Earlier implementation which worked -
if (da.except(ds).count() != 0 && ds.except(da).count != 0)
Boolean returned - true
Where da and ds are the generated dataframe and the created dataframe respectively.
Here I am running the program via the spark-shell.
Newer Implementation which doesn't work -
assert (da.except(ds).count() != 0 && ds.except(da).count != 0)
Boolean returned - false
Where da and ds are the generated dataframe and the created dataframe respectively.
Here I am using the assert method of scalatest instead, but the returned result is not returning as true.
Why try to use the new implementation when previous method worked? To have sbt use scalatest to always run the test file via sbt test
or while compiling.
The same code to compare spark dataframes when run via the spark-shell, gives the correct output but shows an error when run using scalatest in sbt.
The two programs are effectively the same but the results are different. What could be the problem?
Upvotes: 3
Views: 8927
Reputation: 514
I solved the issue by using this as a dependency https://github.com/MrPowers/spark-fast-tests .

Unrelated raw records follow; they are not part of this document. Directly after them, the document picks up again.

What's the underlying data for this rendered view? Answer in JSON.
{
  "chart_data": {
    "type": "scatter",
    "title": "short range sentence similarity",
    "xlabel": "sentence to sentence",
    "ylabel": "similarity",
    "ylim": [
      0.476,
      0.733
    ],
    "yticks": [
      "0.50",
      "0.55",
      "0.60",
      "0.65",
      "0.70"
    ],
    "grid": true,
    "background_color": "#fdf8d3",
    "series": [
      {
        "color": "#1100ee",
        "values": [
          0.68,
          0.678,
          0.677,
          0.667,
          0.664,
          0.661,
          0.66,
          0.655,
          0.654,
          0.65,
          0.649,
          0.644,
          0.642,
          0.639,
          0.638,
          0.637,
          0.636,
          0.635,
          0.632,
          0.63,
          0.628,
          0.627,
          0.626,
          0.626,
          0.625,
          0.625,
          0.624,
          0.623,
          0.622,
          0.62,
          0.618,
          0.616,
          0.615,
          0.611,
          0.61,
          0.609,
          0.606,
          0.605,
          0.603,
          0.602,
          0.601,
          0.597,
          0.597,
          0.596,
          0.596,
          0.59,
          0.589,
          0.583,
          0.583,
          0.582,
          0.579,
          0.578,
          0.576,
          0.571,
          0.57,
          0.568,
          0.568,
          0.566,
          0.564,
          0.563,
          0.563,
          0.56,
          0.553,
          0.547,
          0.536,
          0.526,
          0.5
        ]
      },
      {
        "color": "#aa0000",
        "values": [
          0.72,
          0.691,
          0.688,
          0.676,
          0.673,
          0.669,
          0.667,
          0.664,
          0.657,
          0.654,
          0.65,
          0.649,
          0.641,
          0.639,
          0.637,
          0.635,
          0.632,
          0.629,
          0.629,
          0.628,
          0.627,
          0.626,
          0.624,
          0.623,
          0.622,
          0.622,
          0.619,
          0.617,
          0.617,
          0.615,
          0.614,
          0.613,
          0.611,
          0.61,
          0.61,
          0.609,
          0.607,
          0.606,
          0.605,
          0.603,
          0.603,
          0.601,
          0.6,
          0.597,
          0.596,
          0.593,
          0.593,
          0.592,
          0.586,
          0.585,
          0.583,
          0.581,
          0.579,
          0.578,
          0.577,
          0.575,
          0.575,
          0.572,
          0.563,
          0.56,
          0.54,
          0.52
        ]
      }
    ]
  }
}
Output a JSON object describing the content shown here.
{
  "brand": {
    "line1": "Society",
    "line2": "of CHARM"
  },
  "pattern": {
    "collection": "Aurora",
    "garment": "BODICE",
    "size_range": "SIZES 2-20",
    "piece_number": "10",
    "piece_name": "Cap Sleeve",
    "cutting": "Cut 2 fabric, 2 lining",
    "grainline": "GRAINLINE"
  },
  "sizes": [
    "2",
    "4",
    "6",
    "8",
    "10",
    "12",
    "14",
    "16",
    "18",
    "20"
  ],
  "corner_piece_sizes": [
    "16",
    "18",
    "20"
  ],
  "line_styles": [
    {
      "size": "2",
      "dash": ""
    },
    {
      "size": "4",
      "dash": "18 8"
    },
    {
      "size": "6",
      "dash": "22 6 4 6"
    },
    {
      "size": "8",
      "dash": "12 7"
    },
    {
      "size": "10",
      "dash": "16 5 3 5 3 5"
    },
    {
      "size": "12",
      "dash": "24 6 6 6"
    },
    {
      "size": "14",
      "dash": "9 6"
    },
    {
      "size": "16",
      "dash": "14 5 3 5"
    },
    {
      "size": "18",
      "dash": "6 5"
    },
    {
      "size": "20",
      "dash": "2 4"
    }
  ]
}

Another solution would be to iterate over the members of the dataframe individually and compare them.
Upvotes: 3
Reputation: 7207
Tests for compare dataframes exists in Spark Core, example: https://github.com/apache/spark/blob/master/sql/core/src/test/scala/org/apache/spark/sql/GeneratorFunctionSuite.scala
Libraries with tests shared code (SharedSQLContext, ect) present in central Maven repo, you can include them in project, and use "checkAnswer" methods for compare dataframes.
Upvotes: 3